La validité des clauses de parité en question

Entre les décisions récentes de l'Autorité de la Concurrence, du Tribunal de Commerce de Paris et la proposition de loi en cours, l'avenir des clauses de parité, notamment tarifaire, est remis en cause.

L’étau se resserre autour des clauses de parité. Ces clauses visent à imposer aux fournisseurs d’appliquer automatiquement à ses partenaires revendeurs les conditions au moins aussi favorables (dont le tarif) que celles proposées aux autres partenaires ou appliquées directement par le fournisseur lui-même. Elles sont particulièrement utilisées par les sites de réservation hôtelière comme Booking.com ou Expedia.

En l’état du droit français, aucune disposition n’interdit expressément cette pratique. L’article L442-6-II déclare nulle la clause dite du « client le plus favorisé » par laquelle le partenaire commercial bénéficie « automatiquement des conditions plus favorables consenties aux entreprises concurrentes par le cocontractant ». Or la parité ne s’applique pas uniquement aux prix (elle peut porter sur la disponibilité, les conditions d’annulation, etc.) et en outre n’impose pas simplement à l’hôtelier d’aligner ses prix par rapport à ceux consentis aux autres sites de réservation mais également par rapport aux prix pratiqués par l’hôtelier lui-même, y compris sur son site internet.

Face à la puissance des plateformes de réservation en ligne (70% des nuitées sont réservées sur ces sites selon l’Autorité de la Concurrence), les réactions n’ont pas tardé.

Tout d’abord les syndicats hôteliers et le groupe Accord ont dénoncé cette clause devant l’Autorité de la concurrence estimant que cette pratique empêchait de mettre les divers canaux de distribution en concurrence et constituait une barrière à l’entrée de nouveaux entrants sur le marché de la réservation en ligne.

Le 21 avril 2015 (décision 15-D-06), l’Autorité de la concurrence publiait les engagements que Booking.com a accepté de prendre pour une durée de 5 ans à compter au plus tard du 1er juillet 2015, dont :

-          - la suppression de toute obligation de parité tarifaire à l’égard des autres plateformes de réservation en ligne ;

-        - la suppression de la clause de parité tarifaire à l’égard des canaux hors ligne des hôtels (téléphone, email, comptoir, etc.) ainsi que pour les programmes de fidélité ;

-          - la suppression des obligations de parité de conditions (petit-déjeuner, spa, accès internet, conditions d’annulation, etc.) et des disponibilités.

Reste que les tarifs publics en ligne des hôtels peuvent toujours être soumis à la parité tarifaire, obligeant les hôteliers à ne pas pratiquer sur leur site de tarif plus avantageux que ceux accordés à Booking.com.

Or, le 7 mai 2015 le Tribunal de Commerce de Paris est allé plus loin.
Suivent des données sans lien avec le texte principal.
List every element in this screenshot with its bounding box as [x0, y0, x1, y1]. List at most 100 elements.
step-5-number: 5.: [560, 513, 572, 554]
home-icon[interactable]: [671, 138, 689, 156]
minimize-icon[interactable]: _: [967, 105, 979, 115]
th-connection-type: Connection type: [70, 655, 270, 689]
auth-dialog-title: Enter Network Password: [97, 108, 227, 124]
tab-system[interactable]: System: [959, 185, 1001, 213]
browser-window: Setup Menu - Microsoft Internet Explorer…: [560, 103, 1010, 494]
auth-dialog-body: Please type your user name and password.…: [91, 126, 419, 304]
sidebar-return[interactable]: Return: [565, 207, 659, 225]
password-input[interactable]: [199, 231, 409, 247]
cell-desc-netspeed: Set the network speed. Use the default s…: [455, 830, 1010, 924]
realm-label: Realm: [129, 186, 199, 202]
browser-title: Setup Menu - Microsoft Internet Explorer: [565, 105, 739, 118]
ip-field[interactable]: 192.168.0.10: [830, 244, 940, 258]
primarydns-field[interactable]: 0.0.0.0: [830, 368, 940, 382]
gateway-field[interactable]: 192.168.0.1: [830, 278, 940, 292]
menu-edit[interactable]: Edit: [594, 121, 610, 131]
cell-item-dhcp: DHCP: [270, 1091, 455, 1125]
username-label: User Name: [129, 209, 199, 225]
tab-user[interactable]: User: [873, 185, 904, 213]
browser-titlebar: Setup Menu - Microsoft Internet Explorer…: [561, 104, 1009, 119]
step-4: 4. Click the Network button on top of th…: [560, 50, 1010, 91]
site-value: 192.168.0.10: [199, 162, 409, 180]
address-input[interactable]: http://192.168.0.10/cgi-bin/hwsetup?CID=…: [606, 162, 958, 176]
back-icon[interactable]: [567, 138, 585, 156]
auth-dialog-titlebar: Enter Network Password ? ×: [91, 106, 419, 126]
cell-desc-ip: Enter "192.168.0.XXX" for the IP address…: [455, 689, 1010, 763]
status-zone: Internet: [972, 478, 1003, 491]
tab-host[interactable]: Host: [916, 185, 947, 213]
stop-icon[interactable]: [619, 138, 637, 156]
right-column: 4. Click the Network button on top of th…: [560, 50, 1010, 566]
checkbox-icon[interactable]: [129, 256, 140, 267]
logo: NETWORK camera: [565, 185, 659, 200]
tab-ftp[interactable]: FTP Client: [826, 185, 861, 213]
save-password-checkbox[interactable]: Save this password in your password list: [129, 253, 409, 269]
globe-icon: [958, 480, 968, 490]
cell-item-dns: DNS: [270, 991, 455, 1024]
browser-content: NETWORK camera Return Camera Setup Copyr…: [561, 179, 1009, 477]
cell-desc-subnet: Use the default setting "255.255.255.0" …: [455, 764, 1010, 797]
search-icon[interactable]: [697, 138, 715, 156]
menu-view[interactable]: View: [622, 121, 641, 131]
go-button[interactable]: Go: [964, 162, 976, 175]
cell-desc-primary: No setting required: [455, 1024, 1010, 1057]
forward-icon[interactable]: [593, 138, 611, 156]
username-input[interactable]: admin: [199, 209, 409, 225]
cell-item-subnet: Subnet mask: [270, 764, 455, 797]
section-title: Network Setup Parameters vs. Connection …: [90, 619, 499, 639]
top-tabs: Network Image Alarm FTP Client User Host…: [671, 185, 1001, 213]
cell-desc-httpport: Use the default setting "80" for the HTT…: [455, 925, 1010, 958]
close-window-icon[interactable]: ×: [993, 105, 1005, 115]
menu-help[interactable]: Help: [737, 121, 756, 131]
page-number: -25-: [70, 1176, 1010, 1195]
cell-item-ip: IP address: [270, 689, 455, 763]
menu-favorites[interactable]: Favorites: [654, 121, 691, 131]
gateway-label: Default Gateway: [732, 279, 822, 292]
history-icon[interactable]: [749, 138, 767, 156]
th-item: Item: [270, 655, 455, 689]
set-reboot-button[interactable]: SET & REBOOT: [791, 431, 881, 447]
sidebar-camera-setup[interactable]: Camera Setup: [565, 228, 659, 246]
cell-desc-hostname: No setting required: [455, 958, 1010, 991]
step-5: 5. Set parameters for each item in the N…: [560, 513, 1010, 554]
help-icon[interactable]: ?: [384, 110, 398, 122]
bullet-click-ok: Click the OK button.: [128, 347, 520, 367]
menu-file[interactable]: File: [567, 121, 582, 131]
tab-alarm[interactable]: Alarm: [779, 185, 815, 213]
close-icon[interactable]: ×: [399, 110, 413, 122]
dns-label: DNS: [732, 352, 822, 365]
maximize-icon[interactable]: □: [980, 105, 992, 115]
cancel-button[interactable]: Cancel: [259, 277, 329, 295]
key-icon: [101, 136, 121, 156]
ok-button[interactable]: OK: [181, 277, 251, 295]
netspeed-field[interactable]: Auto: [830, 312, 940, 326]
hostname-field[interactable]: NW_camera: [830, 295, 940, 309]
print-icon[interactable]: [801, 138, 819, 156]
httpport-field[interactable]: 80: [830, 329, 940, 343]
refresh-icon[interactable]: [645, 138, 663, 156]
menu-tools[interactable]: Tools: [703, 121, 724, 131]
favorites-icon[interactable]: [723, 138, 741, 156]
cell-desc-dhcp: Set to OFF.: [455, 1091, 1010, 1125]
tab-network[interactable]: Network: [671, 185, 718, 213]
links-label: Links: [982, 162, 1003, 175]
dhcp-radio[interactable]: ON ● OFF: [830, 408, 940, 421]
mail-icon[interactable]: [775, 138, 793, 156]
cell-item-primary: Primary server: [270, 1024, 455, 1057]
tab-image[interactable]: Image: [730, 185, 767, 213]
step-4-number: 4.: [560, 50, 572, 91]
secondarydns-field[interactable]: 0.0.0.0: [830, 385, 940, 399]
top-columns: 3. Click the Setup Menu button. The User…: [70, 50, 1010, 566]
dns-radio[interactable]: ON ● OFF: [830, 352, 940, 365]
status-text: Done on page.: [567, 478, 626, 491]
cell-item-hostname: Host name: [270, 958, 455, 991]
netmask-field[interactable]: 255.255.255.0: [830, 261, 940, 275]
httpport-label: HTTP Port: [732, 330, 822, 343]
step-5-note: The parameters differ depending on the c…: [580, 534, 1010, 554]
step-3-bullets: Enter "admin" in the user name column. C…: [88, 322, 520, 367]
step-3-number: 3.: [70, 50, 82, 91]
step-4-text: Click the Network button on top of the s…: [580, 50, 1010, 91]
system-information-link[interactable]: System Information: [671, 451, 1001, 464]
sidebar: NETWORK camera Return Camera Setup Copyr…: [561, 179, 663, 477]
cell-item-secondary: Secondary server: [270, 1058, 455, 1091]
Il a estimé dans une affaire introduite par le Ministre de l’Economie contre Expedia Inc et France, Travelscape, VacationSpot, WWTE Travel et Hotels.com que les clauses tendant à assurer un alignement automatique sur les meilleures conditions tarifaires créent un déséquilibre significatif entre les droits et obligations des parties, pratique interdite par l’article L442-6-1-2° du Code de commerce.

Le Tribunal retient notamment que ces clauses n’ont pas de contrepartie dès lors que les plateformes ne supportent aucun risque lié à la réservation. Il en a prononcé en conséquence la nullité.

Cette décision n’est pas à prendre comme emportant nullité automatique de toutes les clauses de parité tarifaire. L’analyse de l’équilibre général du contrat doit être réalisée au cas par cas. Ainsi, si les plateformes modifient leurs contrats de manière à partager le risque des réservations avec les hôteliers, la clause pourrait ne pas être jugée comme déséquilibrée.

Et ceci dans l’attente de l’examen de la proposition de loi enregistrée en mai 2014 devant l’Assemblée Nationale et visant à intégrer au Code de commerce une interdiction expresse de la clause de parité tarifaire.